= Bruce Carter (educator) =

Bruce Northleigh Carter AM (born 1939 Sydney) is an Australian educator who was headmaster of Scotch Oakburn College and Cranbrook before becoming headmaster of the Emanuel School in 2001. He retired in late 2010 and was replaced by Anne Hastings.

==Education==

Carter was educated at the Knox Grammar School, where he excelled in sports and was awarded with school colours in Cricket and Rugby Union and had been a member of the 1st IV Tennis team. He began teaching as an 18-year-old in his first year of tertiary studies at University of Sydney. He graduated with a Bachelor of Arts in English and continued to play cricket in Sydney.
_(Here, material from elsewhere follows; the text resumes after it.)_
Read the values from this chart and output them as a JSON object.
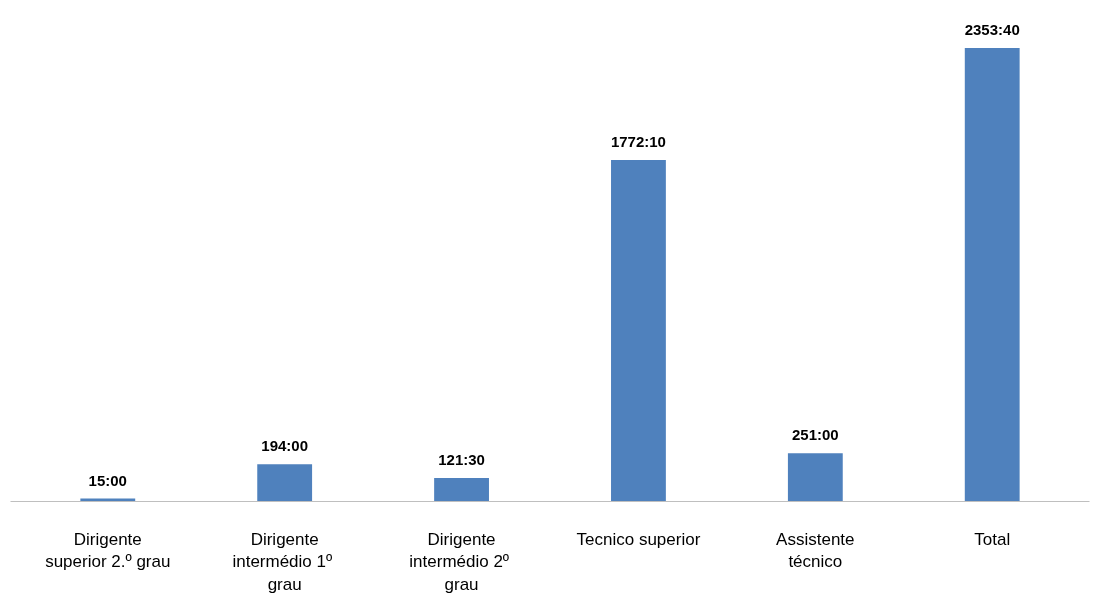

He was awarded a scholarship to study overseas where he obtained his Master of Education from Harvard University and his Doctorate in Education from the University of Toronto. The area of his Doctorate was the history and philosophy of education.

==Outline of career==
While studying, Carter had teaching experience at the Knox Grammar School, Newington College and The King's School. In 1970 he was invited to return to the Knox Grammar School to oversee the creation and development of a new senior boarding house. In 1971 he was appointed Deputy Headmaster.

In 1978 he became the first principal of the amalgamated coeducational Scotch Oakburn College in Launceston. In mid 1985 he was appointed Headmaster of Cranbrook, a position he held for sixteen years. In 2001 Carter was appointed as the principal of the Emanuel School Retiring from Emanuel School in the end of 2010 he was replaced by Anne Hastings.

Carter is married with two children.